By: Professor Joe Regalia
When I ask judges what frustrates them most about lawyers, the conversation often turns to writing. I hear things like: “attorneys can’t write concisely,” and “why don’t law schools teach law students how to write?” Perhaps these problems persist because when you try to change how you write, you are butting up against years of subconscious habit—what I call your “writing intuition.” And just like making changes to other deep-seated habits in your life, changing your writing intuition takes significant work.
So how do you reprogram your writing intuition? First, identify a list of specific “writing moves” that you want to program into your writing. Second, use some concrete devices to incorporate those moves so that they become part of your writing intuition. Focusing on specific moves rather than generic writing principles keeps the reprogramming process manageable and concrete. More importantly, once you can spot the moves, it will be easier to consciously use them. You will see the moves at work in the things you read and in your own writing. Your “list” of concrete devices to incorporate the moves might include using concrete verbs, transitions, short sentences, and avoiding passive voice and nominalizations. If you cannot think of the key writing moves that you would like to start using, there are dozens of fantastic legal writing books to help you come up with a list, such as Richard Wydick’s Plain English for Lawyers.

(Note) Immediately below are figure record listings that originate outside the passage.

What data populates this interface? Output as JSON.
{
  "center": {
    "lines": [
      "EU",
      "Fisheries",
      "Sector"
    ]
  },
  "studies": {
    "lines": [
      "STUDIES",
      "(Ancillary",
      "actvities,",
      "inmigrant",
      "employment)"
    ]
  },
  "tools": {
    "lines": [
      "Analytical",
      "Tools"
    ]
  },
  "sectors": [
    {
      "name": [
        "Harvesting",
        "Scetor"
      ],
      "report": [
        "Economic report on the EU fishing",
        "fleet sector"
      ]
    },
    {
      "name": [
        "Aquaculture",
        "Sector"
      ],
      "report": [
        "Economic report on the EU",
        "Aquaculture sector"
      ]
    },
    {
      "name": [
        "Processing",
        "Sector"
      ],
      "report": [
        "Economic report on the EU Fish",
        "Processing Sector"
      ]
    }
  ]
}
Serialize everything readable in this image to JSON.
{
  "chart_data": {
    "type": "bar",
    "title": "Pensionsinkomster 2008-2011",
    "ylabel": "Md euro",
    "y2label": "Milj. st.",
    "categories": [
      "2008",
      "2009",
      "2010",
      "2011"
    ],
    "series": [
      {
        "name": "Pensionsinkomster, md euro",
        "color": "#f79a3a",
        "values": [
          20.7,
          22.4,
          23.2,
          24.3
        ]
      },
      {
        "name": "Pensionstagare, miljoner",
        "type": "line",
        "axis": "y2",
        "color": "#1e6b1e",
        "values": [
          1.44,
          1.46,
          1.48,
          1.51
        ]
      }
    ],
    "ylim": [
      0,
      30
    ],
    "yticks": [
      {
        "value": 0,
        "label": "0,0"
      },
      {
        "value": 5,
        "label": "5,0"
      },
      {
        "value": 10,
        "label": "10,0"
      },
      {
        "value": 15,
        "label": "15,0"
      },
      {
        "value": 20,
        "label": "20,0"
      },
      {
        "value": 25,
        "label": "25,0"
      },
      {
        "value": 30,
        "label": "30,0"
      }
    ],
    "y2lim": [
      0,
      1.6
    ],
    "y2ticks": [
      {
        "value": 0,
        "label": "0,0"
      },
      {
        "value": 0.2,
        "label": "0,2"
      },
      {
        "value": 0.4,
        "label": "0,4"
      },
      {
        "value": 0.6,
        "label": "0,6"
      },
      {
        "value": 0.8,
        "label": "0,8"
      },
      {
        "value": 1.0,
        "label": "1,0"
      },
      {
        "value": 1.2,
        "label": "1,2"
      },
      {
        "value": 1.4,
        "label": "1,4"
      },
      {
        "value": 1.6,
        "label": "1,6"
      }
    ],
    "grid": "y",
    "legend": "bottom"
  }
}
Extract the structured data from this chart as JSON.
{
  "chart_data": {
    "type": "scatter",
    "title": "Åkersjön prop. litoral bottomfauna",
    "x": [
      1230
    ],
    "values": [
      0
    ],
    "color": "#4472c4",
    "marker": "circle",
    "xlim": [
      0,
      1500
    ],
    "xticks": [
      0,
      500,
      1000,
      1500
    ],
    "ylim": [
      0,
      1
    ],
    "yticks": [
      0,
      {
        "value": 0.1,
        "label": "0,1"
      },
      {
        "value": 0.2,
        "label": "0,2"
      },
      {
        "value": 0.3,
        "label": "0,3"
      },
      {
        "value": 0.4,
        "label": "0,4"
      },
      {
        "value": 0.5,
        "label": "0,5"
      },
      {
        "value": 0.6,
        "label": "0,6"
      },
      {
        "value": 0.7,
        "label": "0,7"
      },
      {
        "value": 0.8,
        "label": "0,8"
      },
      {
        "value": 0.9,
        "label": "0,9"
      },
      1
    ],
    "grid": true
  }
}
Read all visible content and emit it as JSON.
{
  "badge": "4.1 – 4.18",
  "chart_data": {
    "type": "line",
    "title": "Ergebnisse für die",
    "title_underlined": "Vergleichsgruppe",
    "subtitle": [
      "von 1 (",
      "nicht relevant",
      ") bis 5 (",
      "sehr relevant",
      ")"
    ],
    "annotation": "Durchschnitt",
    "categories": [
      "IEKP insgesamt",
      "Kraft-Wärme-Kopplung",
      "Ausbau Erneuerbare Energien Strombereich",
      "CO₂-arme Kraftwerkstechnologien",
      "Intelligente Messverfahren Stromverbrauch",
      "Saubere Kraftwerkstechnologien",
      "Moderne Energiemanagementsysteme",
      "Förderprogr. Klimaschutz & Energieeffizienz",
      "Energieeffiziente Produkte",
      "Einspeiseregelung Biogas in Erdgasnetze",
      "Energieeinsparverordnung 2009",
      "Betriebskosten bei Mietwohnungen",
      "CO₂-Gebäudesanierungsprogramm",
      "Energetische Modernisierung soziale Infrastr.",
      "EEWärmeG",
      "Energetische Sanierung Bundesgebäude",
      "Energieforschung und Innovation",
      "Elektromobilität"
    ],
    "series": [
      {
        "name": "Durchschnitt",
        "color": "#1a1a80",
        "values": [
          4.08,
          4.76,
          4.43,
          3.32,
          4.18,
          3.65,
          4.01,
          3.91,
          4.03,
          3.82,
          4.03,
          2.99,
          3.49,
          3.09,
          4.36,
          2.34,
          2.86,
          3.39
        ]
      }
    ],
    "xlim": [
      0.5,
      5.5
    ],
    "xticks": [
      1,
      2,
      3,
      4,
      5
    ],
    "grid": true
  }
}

Next, reprogram your writing intuition. To accomplish this, use your editing time to program new moves. Edit a draft only for a small handful of writing moves at a time. Mark in your draft each time that you use the move or should have used it. In so doing, you train yourself to spot these moves and wire your brain to recognize when each move is helpful. Focusing on a small batch also keeps the process manageable. Another method is to edit with a checklist, but force yourself to find at least five or ten examples of each move whenever you work on a project. Psychologists also suggest keeping a reminder around your computer screen with the list of moves you are working on and editing others’ writing to add some writing moves that are missing (such as adding transitions to a piece of writing that has none). Finally, there is no better way to reprogram your writing intuition than to read writing that uses effective new moves. So identify some exemplary legal writers that you aspire to emulate and read them voraciously. Even better, mark in the book you are reading each time you spot one of the moves you happen to be working on at the time.
Ultimately, reprogramming your writing intuition is a lifelong pursuit. Look for new moves every day and incorporate them. Also continuously ask yourself whether your current writing moves are worth keeping. The results will speak for themselves.